2. Don’t apply for too much credit. This can easily be a trap. First, it’s too easy to exceed the balance that you can actually afford. This will make it very difficult to ever payoff, and before you know it, you are in over your head. Secondly, when creditors run credit reports to see if you are credit worthy, too much available credit is a bad thing. Especially when you got several cards over a small amount of time. Looks suspicious and creditors may shy away from you.
3. Do not close an account unless absolutely necessary. When someone is running your credit report, they are looking for several things. Credit-to-debt ratio’s are a big thing. If you close an account and leave open a credit card with a high balance, your ratio lowers and puts into a “risk” category. If you are treated rudely by your credit card or they put some charge onto your account that you do not feel you owe, it is very easy to act out in anger and close the account. A better method may be to payoff the card and leave it open. This keeps your credit-to-debt ratio higher and you are a better risk when applying for that car loan or whatever.
4. Check your credit report regularly !!!! This is very…very important!. Don’t assume that just because you are carrying the right amount of credit-to-debt ratios and you make your payments on time each month, that your credit report is doing fine. It is very common that credit reporting agencies have incorrect or inaccurate information being reported. Wrong credit limits, inaccurate delinquent payments, or debt that might not even belong to you are some of the issues that may be destroying your credit. You may not know you are victim of ID theft until you run your credit report, or worse, when you are applying for that mortgage loan. There are lots of companies out there that offer “free” credit reports, but to get the report you must apply for some sort of credit monitoring service for a monthly fee. So be careful! By law, you are able to run your credit report for free, once every 12 months. www.annualcreditreport.com is set up so that you can do just this. It gives you the option to run all three of your credit reports-Experian, Transunion and Equifax. You can run them all at once, or toggle them like I do. This way you can get a free report every four months. It is important to monitor your credit, and not find out when it’s too late, that there is a problem that needs to be fixed.
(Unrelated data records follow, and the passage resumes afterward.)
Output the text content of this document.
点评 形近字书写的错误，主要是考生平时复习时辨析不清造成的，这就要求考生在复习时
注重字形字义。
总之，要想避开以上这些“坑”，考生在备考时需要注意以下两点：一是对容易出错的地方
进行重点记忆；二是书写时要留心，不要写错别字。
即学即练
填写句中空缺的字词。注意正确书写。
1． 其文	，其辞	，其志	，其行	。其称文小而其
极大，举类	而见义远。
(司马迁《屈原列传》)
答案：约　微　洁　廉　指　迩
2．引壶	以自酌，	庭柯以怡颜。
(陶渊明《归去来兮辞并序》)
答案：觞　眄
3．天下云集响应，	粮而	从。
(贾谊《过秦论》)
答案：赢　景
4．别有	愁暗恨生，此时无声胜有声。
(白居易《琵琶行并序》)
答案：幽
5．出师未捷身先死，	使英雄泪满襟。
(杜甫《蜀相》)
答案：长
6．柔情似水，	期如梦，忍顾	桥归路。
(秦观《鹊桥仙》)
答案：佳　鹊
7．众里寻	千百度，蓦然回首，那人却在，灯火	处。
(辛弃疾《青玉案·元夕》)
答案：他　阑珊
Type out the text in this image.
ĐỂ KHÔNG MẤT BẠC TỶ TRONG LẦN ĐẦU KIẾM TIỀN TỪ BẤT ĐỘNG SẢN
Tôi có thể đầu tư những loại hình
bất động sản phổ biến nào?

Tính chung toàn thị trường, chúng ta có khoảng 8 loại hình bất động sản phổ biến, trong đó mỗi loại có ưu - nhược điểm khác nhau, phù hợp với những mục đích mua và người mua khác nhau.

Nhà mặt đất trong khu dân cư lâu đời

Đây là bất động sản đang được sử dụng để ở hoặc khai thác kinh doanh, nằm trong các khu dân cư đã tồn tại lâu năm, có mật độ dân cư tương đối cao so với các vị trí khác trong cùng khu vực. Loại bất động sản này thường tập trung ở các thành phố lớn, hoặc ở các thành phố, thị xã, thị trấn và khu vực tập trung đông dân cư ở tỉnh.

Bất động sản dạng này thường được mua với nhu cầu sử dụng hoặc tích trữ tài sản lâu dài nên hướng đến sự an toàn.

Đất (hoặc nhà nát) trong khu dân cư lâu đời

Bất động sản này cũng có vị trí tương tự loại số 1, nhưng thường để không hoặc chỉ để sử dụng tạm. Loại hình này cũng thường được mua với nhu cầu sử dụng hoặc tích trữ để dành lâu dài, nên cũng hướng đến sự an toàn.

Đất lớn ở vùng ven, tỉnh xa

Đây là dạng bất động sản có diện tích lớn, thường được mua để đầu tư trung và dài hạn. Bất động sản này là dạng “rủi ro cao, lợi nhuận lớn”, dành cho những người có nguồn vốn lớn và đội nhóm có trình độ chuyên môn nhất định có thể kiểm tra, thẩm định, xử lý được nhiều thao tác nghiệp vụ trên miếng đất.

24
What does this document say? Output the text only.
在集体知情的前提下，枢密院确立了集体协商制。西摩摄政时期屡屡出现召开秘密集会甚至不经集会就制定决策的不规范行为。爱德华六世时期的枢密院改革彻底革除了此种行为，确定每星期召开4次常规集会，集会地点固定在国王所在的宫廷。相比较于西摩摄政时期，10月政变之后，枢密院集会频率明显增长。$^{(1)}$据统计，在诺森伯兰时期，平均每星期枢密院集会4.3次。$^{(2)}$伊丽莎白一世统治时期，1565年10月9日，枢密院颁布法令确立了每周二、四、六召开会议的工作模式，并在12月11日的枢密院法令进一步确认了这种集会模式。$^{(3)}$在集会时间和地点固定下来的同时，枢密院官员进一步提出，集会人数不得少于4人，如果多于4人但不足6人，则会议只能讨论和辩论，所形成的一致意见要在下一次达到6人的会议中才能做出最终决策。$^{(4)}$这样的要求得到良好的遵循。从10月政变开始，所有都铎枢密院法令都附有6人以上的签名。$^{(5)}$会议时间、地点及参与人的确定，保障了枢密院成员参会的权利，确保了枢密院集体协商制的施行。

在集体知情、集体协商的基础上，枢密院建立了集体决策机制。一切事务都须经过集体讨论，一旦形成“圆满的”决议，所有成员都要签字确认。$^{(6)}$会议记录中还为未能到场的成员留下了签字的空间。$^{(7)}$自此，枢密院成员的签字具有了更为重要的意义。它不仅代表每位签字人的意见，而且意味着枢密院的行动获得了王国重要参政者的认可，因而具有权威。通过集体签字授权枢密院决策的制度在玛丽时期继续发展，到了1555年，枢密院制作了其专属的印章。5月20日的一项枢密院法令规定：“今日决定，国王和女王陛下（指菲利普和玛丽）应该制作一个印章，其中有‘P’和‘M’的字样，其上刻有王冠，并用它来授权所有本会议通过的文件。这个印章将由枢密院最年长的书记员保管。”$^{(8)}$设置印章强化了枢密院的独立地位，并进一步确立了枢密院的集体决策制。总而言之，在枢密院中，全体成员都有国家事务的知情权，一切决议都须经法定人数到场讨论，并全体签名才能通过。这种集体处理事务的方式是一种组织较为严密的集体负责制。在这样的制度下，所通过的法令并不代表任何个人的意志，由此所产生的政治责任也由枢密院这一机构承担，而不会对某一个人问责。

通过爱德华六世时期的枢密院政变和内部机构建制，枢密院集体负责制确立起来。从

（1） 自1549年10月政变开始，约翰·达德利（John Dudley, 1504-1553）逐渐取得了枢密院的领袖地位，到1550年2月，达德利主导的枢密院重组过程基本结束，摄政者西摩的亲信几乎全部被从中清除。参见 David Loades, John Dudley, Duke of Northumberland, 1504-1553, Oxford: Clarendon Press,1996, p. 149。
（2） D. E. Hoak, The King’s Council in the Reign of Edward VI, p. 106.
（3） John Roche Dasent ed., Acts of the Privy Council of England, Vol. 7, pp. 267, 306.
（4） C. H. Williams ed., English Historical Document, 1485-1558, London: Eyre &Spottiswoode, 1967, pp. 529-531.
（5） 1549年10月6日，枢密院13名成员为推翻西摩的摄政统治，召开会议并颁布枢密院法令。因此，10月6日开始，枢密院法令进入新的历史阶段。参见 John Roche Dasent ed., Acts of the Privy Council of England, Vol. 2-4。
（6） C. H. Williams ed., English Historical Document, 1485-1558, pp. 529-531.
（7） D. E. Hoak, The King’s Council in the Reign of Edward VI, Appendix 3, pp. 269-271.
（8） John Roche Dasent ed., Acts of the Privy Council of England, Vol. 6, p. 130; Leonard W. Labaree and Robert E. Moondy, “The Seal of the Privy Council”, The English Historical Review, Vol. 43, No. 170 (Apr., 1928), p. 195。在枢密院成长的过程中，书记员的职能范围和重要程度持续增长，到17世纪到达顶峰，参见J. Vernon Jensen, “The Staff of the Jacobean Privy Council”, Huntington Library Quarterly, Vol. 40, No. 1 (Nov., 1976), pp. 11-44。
5. Check your credit card statements. This is common mistake but only takes a couple of minutes of your time to do. Check the charge history for the month. Make sure it’s correct. Sometimes, you can put an automatic payment onto a credit card and completely forget about it. Remember that gym membership you signed up for in January……three years ago? You haven’t been back since then but you have a payment of $35 per month going onto your credit card! Yikes! Also, check for $1.00 purchases. This sometimes indicates that someone may have access to your account and is “testing” the waters to see if anyone is paying attention.
6. Beware the Cash Advance or Balance Transfers. Cash Advances and Balance Transfers may sound like a good idea at the time, but typically they come with higher interest rates or “one time” fees. Transferring a high interest credit card balance to a low interest card, on the surface, sounds like a good idea. After all, you are going to save a lot on the interest. But, most cards will charge a service fee for this between 5-7% of the balance. Which can sometimes end up costing you more. So do the math and make sure that you are, in reality, actually saving money.
When it comes to credit, most of it is common sense. Never just assume that simply because the credit card company told you something, automatically makes it true. Do your research, do the math and use the cards carefully to avoid problems with the account in the future.